Europe’s General Data Protection Regulation (GDPR), meanwhile, will turn two later this month — meaning it’ll be two years since the updated framework was supposed to start to apply.
Many privacy experts and campaigners are questioning the quality and quantity of enforcement set alongside the flagship update to legal safeguards for citizens’ data — which actually date all the way back to 1995.
Brave’s Ryan said the ICO’s regulatory abdication does not reflect well on the success of the wider EU data protection regime — pointing out that the U.K. watchdog is the best resourced of the bloc’s (post-Brexit) 27 Member States (the U.K. remains in the EU until the end of the Brexit transition period, so is still technically a member right now).
“If the EU’s biggest regulator in this domain — which is one of the jewels in the EU’s regulatory crown — its biggest and most well resourced, in terms of cash, regulators is unable to enforce against the biggest data protection infringement that the country it regulates for has ever experienced is the GDPR just a kind of collective hallucination?” he said. “Or is that something that is limited to the U.K.?”
A bigger issue he points to is that the U.K., post-Brexit, will need to request a data protection “adequacy agreement” from the European Commission if it wishes for its businesses to be able to freely exchange data with EU businesses as they can now.
“When the U.K. requests that the European Commission consider the U.K. as a safe and adequate third country where personal data from the EU can freely flow, one of the questions to be considered is do you have a regulator that can protect this personal data? And the answer today is no,” said Ryan. “No, you do not have a regulator that is able to protect personal data of European citizens.”
“This [ICO inaction] should have a post-Brexit implication — which will affect so many sectors of the U.K. economy,” he warned.
Ryan’s employer, Brave — which makes a pro-privacy web browser — recently lodged a complaint with the European Commission against EU Member States, producing a report and accusing governments of under-resourcing their data protection agencies. It has asked the Commission to launch an infringement procedure.

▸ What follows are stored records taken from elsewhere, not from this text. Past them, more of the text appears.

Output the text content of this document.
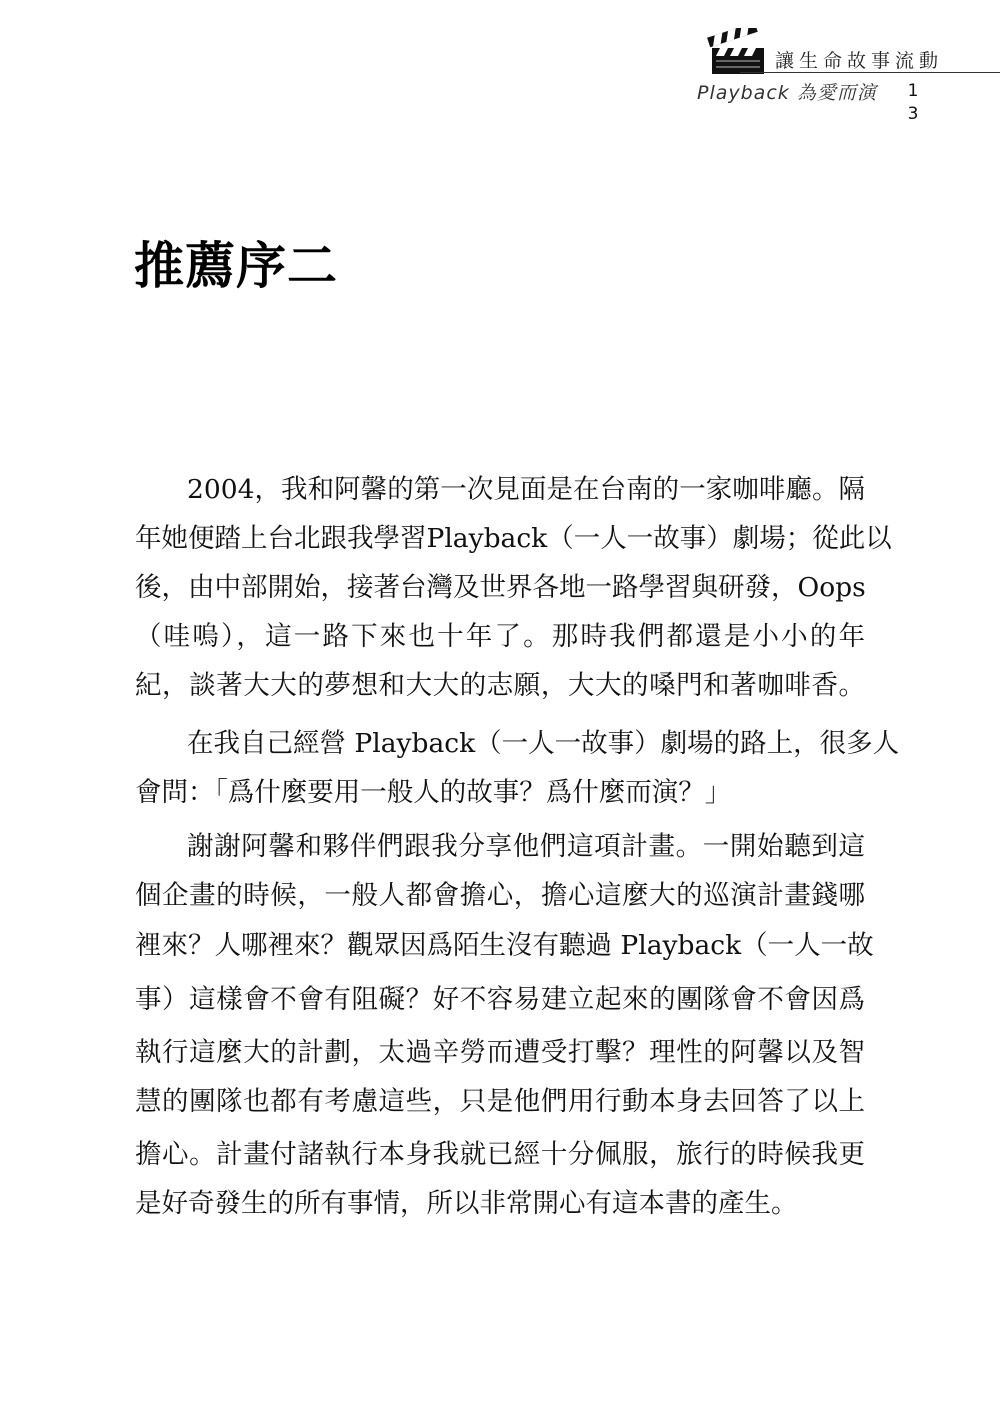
讓生命故事流動
Playback 為愛而演 1
3
推薦序二
2004，我和阿馨的第一次見面是在台南的一家咖啡廳。隔
年她便踏上台北跟我學習Playback（一人一故事）劇場；從此以
後，由中部開始，接著台灣及世界各地一路學習與研發，Oops
（哇嗚），這一路下來也十年了。那時我們都還是小小的年
紀，談著大大的夢想和大大的志願，大大的嗓門和著咖啡香。
在我自己經營 Playback（一人一故事）劇場的路上，很多人
會問：「爲什麼要用一般人的故事？爲什麼而演？」
謝謝阿馨和夥伴們跟我分享他們這項計畫。一開始聽到這
個企畫的時候，一般人都會擔心，擔心這麼大的巡演計畫錢哪
裡來？人哪裡來？觀眾因爲陌生沒有聽過 Playback（一人一故
事）這樣會不會有阻礙？好不容易建立起來的團隊會不會因爲
執行這麼大的計劃，太過辛勞而遭受打擊？理性的阿馨以及智
慧的團隊也都有考慮這些，只是他們用行動本身去回答了以上
擔心。計畫付諸執行本身我就已經十分佩服，旅行的時候我更
是好奇發生的所有事情，所以非常開心有這本書的產生。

“How is only 3% of the [ICO] staff mainly focused on digital issues?” Ryan added. “Clearly more than 3% of infringement is digital and more than 3% of life is — so unless the ICO is labouring under the misapprehension that we are at the beginning of this digital transition they are the wrong regulator for this decade. This is last century’s regulator. So there’s a huge management problem inside the ICO. It seems they are unwilling or unable to regulate digital issues… They need to get fit for purpose.
“They are still living in a print-based world. And we are confronting them urgently with problems that are not print based — but that affect every aspect of our lives. Including, apparently, the last election. And presumably the next one too… So this is shocking on many, many levels.”
As a consequence of Brexit, U.K. citizens should expect the ICO to be their sole data protection rights enforcer, rather than — as can be the case now — other EU regulators being involved in defending their rights, such as in the case of major tech platforms which often locate themselves under a legal jurisdiction elsewhere in the EU.
Google, for example, has said it will relocate U.K. users to a U.S. jurisdiction in response to Brexit.